Albanesen

[259] Albanesen (albanes. Schkipetaren, d.h. Felsbewohner, türk. Arnauten, griech. Arbaniten, serb. Arbanasi), ein Volk von isolierter Stellung unter den Indoeuropäern, das als Nachkommen der einst viel weiter verbreiteten alten Illyrier angesehen wird und vor allem in der westlichen Balkanhalbinsel von Montenegro bis Griechenland, etwa bis 39° südl. Br., und von der Adria bis zur Linie Nisch-Üsküb-Monastir, wenn auch in den Grenzgebieten zwischen andern Völkern zerstreut, sowie in kleinern Bruchteilen in Süditalien und Sizilien, Slawonien, Bessarabien und Kleinasien heimisch ist. Ihre Gesamtzahl wird nach sehr unsicherer Schätzung auf 1,900,000 angegeben, von denen die Hauptmasse (1,115,000) im heutigen Albanien (dem alten Illyricum und Epirus) wohnt und der Religion nach 790,000 mohammedanische, 85,000 römisch-katholische und 240,000 orthodoxe A. zählt. In Altserbien und im südlichen Montenegro hat eine starke Mischung mit serbischen Elementen stattgefunden, während in Mittelalbanien die A. sich am reinsten erhalten haben. Nach Griechenland und dem Griechischen Archipel wanderten die A. im 14. und 15. Jahrh. Im Peloponnes bilden sie 12,6 Proz. der Bevölkerung und machen überhaupt etwa ein Zehntel (250,000) der Bewohner Griechenlands aus. Doch sind die griechischen A. mehr oder minder in der Hellenisierung begriffen und gehören sämtlich zur griechisch-orthodoxen Kirche. Nach Italien wanderten A. im 15. und 16., zuletzt im 18. Jahrh. Ihre Zahl beträgt etwa 100,000. Nach Österreich kamen A. aus Nordalbanien im 18. Jahrh. und finden sich heute in den slawonischen Dörfern Herkovtse und Nikintse bei Mitrovitz, in der Vorstadt Borgo Erizzo bei Zara sowie in Istrien, doch sind die letztgenannten bereits slawisiert.
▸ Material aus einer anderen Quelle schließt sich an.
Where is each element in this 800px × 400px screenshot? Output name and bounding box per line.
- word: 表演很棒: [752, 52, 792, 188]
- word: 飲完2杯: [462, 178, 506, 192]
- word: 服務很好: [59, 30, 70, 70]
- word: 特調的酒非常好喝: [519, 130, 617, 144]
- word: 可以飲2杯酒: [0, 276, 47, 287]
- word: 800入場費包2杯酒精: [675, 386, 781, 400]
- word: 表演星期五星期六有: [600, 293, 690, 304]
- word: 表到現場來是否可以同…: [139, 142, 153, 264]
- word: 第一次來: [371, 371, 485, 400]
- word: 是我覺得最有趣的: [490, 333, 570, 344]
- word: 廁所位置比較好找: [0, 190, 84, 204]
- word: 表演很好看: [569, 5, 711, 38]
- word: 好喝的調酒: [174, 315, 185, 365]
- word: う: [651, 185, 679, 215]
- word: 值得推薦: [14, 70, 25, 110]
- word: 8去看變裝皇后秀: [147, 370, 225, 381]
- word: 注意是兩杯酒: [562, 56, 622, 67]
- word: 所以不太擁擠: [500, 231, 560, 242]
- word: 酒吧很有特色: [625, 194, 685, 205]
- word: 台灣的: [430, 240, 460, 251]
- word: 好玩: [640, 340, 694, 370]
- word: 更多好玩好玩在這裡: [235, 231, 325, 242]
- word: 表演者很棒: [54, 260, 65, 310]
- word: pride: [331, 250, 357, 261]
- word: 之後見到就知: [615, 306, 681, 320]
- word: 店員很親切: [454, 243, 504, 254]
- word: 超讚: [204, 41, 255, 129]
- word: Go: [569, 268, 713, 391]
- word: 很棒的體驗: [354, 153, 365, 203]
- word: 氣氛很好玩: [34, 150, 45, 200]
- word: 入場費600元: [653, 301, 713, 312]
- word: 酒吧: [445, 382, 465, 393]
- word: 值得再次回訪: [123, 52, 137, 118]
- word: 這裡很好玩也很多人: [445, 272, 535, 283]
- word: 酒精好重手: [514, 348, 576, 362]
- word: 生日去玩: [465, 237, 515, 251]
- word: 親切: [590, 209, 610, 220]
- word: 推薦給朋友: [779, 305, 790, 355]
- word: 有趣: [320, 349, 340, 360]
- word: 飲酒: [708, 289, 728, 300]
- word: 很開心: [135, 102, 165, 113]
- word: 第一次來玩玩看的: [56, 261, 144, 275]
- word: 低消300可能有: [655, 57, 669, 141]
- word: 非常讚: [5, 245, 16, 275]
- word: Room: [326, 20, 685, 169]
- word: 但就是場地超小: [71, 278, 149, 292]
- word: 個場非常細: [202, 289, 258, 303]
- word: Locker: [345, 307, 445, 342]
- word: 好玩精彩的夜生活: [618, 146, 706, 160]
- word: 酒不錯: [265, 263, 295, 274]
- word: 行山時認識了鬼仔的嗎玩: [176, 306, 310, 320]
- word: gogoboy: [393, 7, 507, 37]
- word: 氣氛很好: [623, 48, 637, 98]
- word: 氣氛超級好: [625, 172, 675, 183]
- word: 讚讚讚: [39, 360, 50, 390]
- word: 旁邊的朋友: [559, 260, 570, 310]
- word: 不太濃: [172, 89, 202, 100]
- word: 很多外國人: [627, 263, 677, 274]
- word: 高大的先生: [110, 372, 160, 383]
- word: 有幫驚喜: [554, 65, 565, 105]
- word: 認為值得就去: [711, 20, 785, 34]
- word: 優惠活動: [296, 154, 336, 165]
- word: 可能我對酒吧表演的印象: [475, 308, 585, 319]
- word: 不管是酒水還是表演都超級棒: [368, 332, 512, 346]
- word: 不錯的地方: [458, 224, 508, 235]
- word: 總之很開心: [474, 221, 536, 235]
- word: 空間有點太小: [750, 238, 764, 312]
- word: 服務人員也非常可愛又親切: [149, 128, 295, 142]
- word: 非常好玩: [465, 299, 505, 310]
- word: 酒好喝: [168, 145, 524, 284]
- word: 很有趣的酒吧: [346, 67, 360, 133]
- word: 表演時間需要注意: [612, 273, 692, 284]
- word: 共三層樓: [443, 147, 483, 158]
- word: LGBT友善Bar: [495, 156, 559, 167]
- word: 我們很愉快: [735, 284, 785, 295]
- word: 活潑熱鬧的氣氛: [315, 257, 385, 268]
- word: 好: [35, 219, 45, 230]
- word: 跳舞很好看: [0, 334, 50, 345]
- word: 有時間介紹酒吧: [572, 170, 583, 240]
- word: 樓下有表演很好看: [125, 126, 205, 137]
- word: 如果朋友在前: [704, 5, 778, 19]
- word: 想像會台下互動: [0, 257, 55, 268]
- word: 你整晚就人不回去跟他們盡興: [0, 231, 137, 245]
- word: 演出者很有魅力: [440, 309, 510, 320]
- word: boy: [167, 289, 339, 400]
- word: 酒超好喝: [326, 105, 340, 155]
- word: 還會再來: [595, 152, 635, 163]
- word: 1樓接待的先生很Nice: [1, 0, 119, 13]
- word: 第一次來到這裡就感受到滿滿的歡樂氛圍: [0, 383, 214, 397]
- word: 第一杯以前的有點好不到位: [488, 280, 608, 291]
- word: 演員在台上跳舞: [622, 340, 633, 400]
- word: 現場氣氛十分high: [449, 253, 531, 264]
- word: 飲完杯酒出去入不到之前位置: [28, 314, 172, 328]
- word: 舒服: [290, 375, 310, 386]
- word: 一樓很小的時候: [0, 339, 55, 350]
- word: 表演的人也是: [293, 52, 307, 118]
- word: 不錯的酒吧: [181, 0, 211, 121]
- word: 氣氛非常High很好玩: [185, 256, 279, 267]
In Bezug auf die Körperbeschaffenheit zerfallen die A. in zwei durch den Schkumb getrennte Stämme, die Gegen im N. und die Tosken im S. Beide können sich untereinander nur schwer verständigen und hassen einander. Es ist auffallend, daß blonde Haare und graue Augen besonders bei den südlichen Tosken vorkommen, im N. aber dunkle Gesichtsfarbe herrscht. Nach den wenigen Schädelmessungen sind die nördlichen A. brachykephal, während die südlichen dolichokephal sein sollen. Der Bildungszustand der A. ist überaus niedrig. Eine Schriftsprache fehlt ihnen. Das Gefühl nationaler Zusammengehörigkeit ist bei den in der Türkei wohnenden A., die wegen der die Zersplitterung begünstigenden Landesnatur in viele kleine Stämme zerfallen, noch wenig entwickelt, während die im Ausland wohnenden eifrig national-politische Propaganda treiben. Fortwährende Stammesfehden und die konfessionelle Verschiedenheit ließen und lassen das Nationolbewußtsein nur in Fällen gemeinsamer Gefahr aufkommen. Selbstsucht, Not und eine Art patriotischer Anhänglichkeit an alte Sitten erzeugten fortwährende Aufregung gegen die türkische Regierung, kehrten sich aber auch feindlich gegen andre Völker, wie Montenegriner und Griechen, was sich 1878 in der Bildung[259] der kurzlebigen albanesischen Liga äußerte. Die türkische Regierung benutzte die wohlbekannte Kriegstüchtigkeit des Volkes als ein geeignetes Mittel, um in allen Provinzen des weiten Reiches nicht sowohl die Ordnung als den Despotismus zu stützen. Damit entzog sie zugleich dem Lande die beste Widerstandskraft. Daß es den A. an edlen Zügen nicht fehlte, zeigten die Hydrioten der griechischen Inseln. Georg Kastriota, ihr gefeierter Volksheld, war mütterlicherseits kein Albanese, sondern Slawe.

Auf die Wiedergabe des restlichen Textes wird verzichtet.